Although `asn1` is not performing cryptography directly, it is **security-sensitive** as it parses inputs that may come from untrusted sources.

- [ ] Ensure no panics can be triggered by arbitrary input.
- [ ] Ensure all indexing into slices/arrays is bounds checked.
- [ ] Avoid `unwrap`, `expect`, and `panic!` in parsing paths; use robust error handling instead.
- [ ] Watch for integer truncation or sign errors when converting lengths or indices.
- [ ] Consider denial-of-service vectors (e.g., extremely large lengths); ensure the design allows callers to constrain inputs as needed.

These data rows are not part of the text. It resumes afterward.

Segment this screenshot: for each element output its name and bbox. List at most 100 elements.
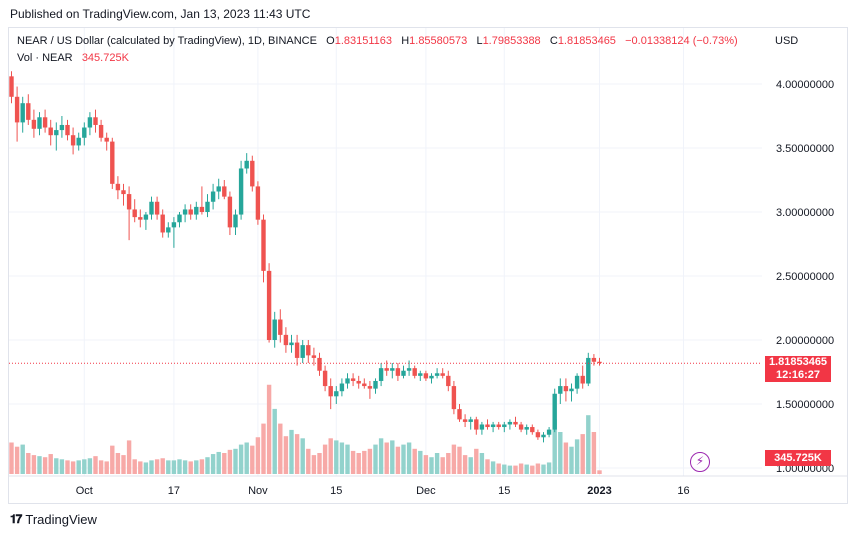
candle-body xyxy=(591,357,597,362)
volume-bar xyxy=(154,459,160,474)
candle-body xyxy=(440,373,445,376)
volume-bar xyxy=(160,458,165,474)
volume-bar xyxy=(541,464,546,474)
volume-bar xyxy=(440,457,445,474)
candle-body xyxy=(54,130,59,136)
candle-body xyxy=(166,227,171,233)
volume-bar xyxy=(110,445,115,474)
volume-bar xyxy=(177,459,182,474)
candle-body xyxy=(160,214,165,233)
volume-bar xyxy=(328,438,333,474)
volume-bar xyxy=(339,442,345,474)
volume-bar xyxy=(210,454,216,474)
price-candles xyxy=(9,71,602,443)
volume-bar xyxy=(311,455,317,474)
volume-bar xyxy=(278,423,283,474)
candle-body xyxy=(569,388,574,392)
volume-bar xyxy=(474,448,479,474)
candle-body xyxy=(266,270,272,340)
open-value: 1.83151163 xyxy=(334,35,393,47)
volume-bar xyxy=(462,455,468,474)
candle-body xyxy=(490,424,496,428)
volume-bar xyxy=(87,458,93,474)
volume-bar xyxy=(98,460,104,474)
volume-value: 345.725K xyxy=(81,52,129,64)
volume-bar xyxy=(250,445,255,474)
tradingview-logo-text: TradingView xyxy=(25,512,97,527)
candle-body xyxy=(507,421,513,425)
price-tick-label: 3.00000000 xyxy=(776,207,834,219)
volume-bar xyxy=(507,465,513,474)
volume-bar xyxy=(530,465,535,474)
volume-bar xyxy=(390,440,395,474)
volume-bar xyxy=(289,429,294,474)
volume-bar xyxy=(580,434,585,474)
volume-bar xyxy=(37,456,42,474)
grid-lines xyxy=(9,28,762,476)
candle-body xyxy=(227,196,233,228)
candle-body xyxy=(222,186,227,197)
candle-body xyxy=(356,380,361,384)
volume-bar xyxy=(384,442,389,474)
candle-body xyxy=(132,209,137,218)
volume-bar xyxy=(199,459,205,474)
close-value: 1.81853465 xyxy=(557,35,616,47)
volume-bar xyxy=(283,436,289,474)
volume-bar xyxy=(569,446,574,474)
currency-label[interactable]: USD xyxy=(775,35,799,47)
candle-body xyxy=(451,386,457,410)
candle-body xyxy=(457,409,462,420)
volume-bar xyxy=(65,460,70,474)
volume-bar xyxy=(115,453,121,474)
volume-bar xyxy=(373,444,378,474)
candle-body xyxy=(401,370,406,376)
candle-body xyxy=(104,137,109,142)
volume-bar xyxy=(48,454,53,474)
candle-body xyxy=(513,421,518,425)
volume-bar xyxy=(104,461,109,474)
volume-bar xyxy=(261,423,266,474)
time-tick-label: 15 xyxy=(498,485,510,497)
ohlc-legend: NEAR / US Dollar (calculated by TradingV… xyxy=(17,35,738,47)
candle-body xyxy=(233,214,238,228)
candle-body xyxy=(597,361,602,364)
volume-tag: 345.725K xyxy=(765,450,831,466)
high-value: 1.85580573 xyxy=(409,35,468,47)
volume-bar xyxy=(446,453,451,474)
lightning-icon[interactable]: ⚡ xyxy=(690,452,710,472)
candle-body xyxy=(261,219,266,271)
last-price-tag: 1.81853465 12:16:27 xyxy=(765,356,831,382)
candle-body xyxy=(126,194,132,210)
candle-body xyxy=(373,380,378,389)
candle-body xyxy=(37,117,42,129)
volume-bar xyxy=(457,446,462,474)
volume-bar xyxy=(362,450,367,474)
chart-frame[interactable] xyxy=(8,27,848,504)
candle-body xyxy=(244,160,249,169)
price-tick-label: 1.50000000 xyxy=(776,399,834,411)
volume-bar xyxy=(143,462,149,474)
volume-bar xyxy=(272,408,277,474)
candle-body xyxy=(255,186,261,220)
candle-body xyxy=(367,386,373,389)
candle-body xyxy=(479,424,485,430)
change-value: −0.01338124 (−0.73%) xyxy=(625,35,738,47)
volume-bar xyxy=(479,453,485,474)
candle-body xyxy=(384,368,389,371)
candle-body xyxy=(524,427,529,430)
candle-body xyxy=(210,191,216,202)
low-label: L xyxy=(476,35,483,47)
time-tick-label: 2023 xyxy=(587,485,611,497)
candle-body xyxy=(188,209,193,215)
candle-body xyxy=(42,117,48,128)
volume-bar xyxy=(300,438,305,474)
time-tick-label: Oct xyxy=(76,485,93,497)
candle-body xyxy=(446,375,451,387)
candle-body xyxy=(350,378,356,381)
volume-bar xyxy=(345,444,350,474)
volume-bar xyxy=(294,434,300,474)
volume-bar xyxy=(9,442,14,474)
candle-body xyxy=(306,345,311,356)
candle-body xyxy=(378,368,384,381)
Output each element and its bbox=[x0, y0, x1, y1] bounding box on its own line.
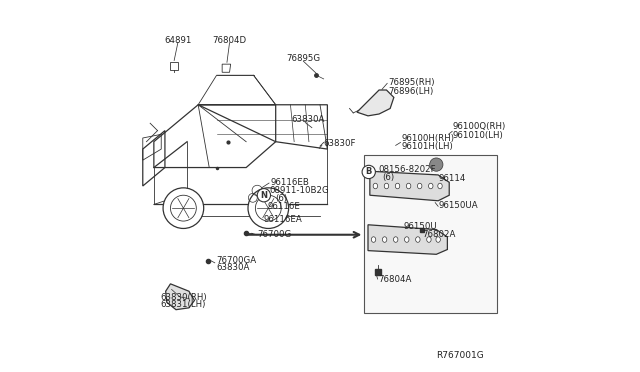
Text: N: N bbox=[260, 191, 268, 200]
Text: (6): (6) bbox=[382, 173, 394, 182]
Ellipse shape bbox=[404, 237, 409, 242]
Ellipse shape bbox=[406, 183, 411, 189]
Ellipse shape bbox=[373, 183, 378, 189]
Text: B: B bbox=[365, 167, 372, 176]
Text: 64891: 64891 bbox=[164, 36, 191, 45]
Text: 76804D: 76804D bbox=[212, 36, 246, 45]
Polygon shape bbox=[368, 225, 447, 254]
Text: 96150U: 96150U bbox=[403, 222, 437, 231]
Circle shape bbox=[248, 188, 289, 228]
Ellipse shape bbox=[394, 237, 398, 242]
Text: 76700GA: 76700GA bbox=[216, 256, 256, 265]
Ellipse shape bbox=[382, 237, 387, 242]
Text: 76895G: 76895G bbox=[286, 54, 321, 63]
Text: R767001G: R767001G bbox=[436, 350, 484, 360]
Ellipse shape bbox=[427, 237, 431, 242]
Text: 96101H(LH): 96101H(LH) bbox=[401, 142, 453, 151]
Ellipse shape bbox=[429, 183, 433, 189]
Text: 63830A: 63830A bbox=[216, 263, 249, 272]
Text: 96116EB: 96116EB bbox=[270, 178, 309, 187]
Text: 96116EA: 96116EA bbox=[264, 215, 303, 224]
Ellipse shape bbox=[417, 183, 422, 189]
Ellipse shape bbox=[415, 237, 420, 242]
Circle shape bbox=[429, 158, 443, 171]
Ellipse shape bbox=[384, 183, 388, 189]
Text: 76700G: 76700G bbox=[257, 230, 291, 239]
Text: 96150UA: 96150UA bbox=[439, 201, 479, 210]
Polygon shape bbox=[166, 284, 195, 310]
Text: (6): (6) bbox=[276, 195, 288, 203]
Ellipse shape bbox=[436, 237, 440, 242]
Text: 08156-8202F: 08156-8202F bbox=[378, 165, 436, 174]
FancyBboxPatch shape bbox=[364, 155, 497, 313]
Text: 96116E: 96116E bbox=[268, 202, 300, 211]
Circle shape bbox=[163, 188, 204, 228]
Text: 76896(LH): 76896(LH) bbox=[388, 87, 433, 96]
Text: 76895(RH): 76895(RH) bbox=[388, 78, 435, 87]
Ellipse shape bbox=[438, 183, 442, 189]
Text: 96100Q(RH): 96100Q(RH) bbox=[453, 122, 506, 131]
Circle shape bbox=[362, 165, 376, 179]
Polygon shape bbox=[357, 90, 394, 116]
Text: 63831(LH): 63831(LH) bbox=[161, 300, 206, 310]
Text: 76802A: 76802A bbox=[422, 230, 455, 239]
Text: 96100H(RH): 96100H(RH) bbox=[401, 134, 454, 142]
Text: 63830F: 63830F bbox=[324, 139, 356, 148]
Ellipse shape bbox=[371, 237, 376, 242]
Text: 08911-10B2G: 08911-10B2G bbox=[269, 186, 329, 195]
Text: 63830(RH): 63830(RH) bbox=[161, 293, 207, 302]
Ellipse shape bbox=[396, 183, 400, 189]
Circle shape bbox=[257, 189, 271, 202]
Text: 961010(LH): 961010(LH) bbox=[453, 131, 504, 140]
Text: 96114: 96114 bbox=[438, 174, 465, 183]
Polygon shape bbox=[370, 171, 449, 201]
Text: 63830A: 63830A bbox=[291, 115, 325, 124]
Text: 76804A: 76804A bbox=[378, 275, 412, 283]
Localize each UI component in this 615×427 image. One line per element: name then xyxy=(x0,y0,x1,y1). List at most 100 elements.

If you find any potential vulnerability, describe:

1. The problematic code,
2. A minimal proof-of-concept scenario, and
3. A concrete, minimal fix.

---

## 5. Output Format

When you finish your review of the `asn1` crate, produce:

1. **High-level summary**
- One paragraph summarizing overall code health, structure, and main risks.
2. **Findings list**
- A bullet list with: *[Severity]* – short title – file:line – concise explanation.
3. **Concrete refactor suggestions**
- For each suggestion, include:
- The goal (e.g., “clarify error handling in decoder”),
- A short rationale,
- A **small, focused patch** or pseudo-code showing the change.

Avoid huge rewrites; prefer a sequence of small, reviewable improvements.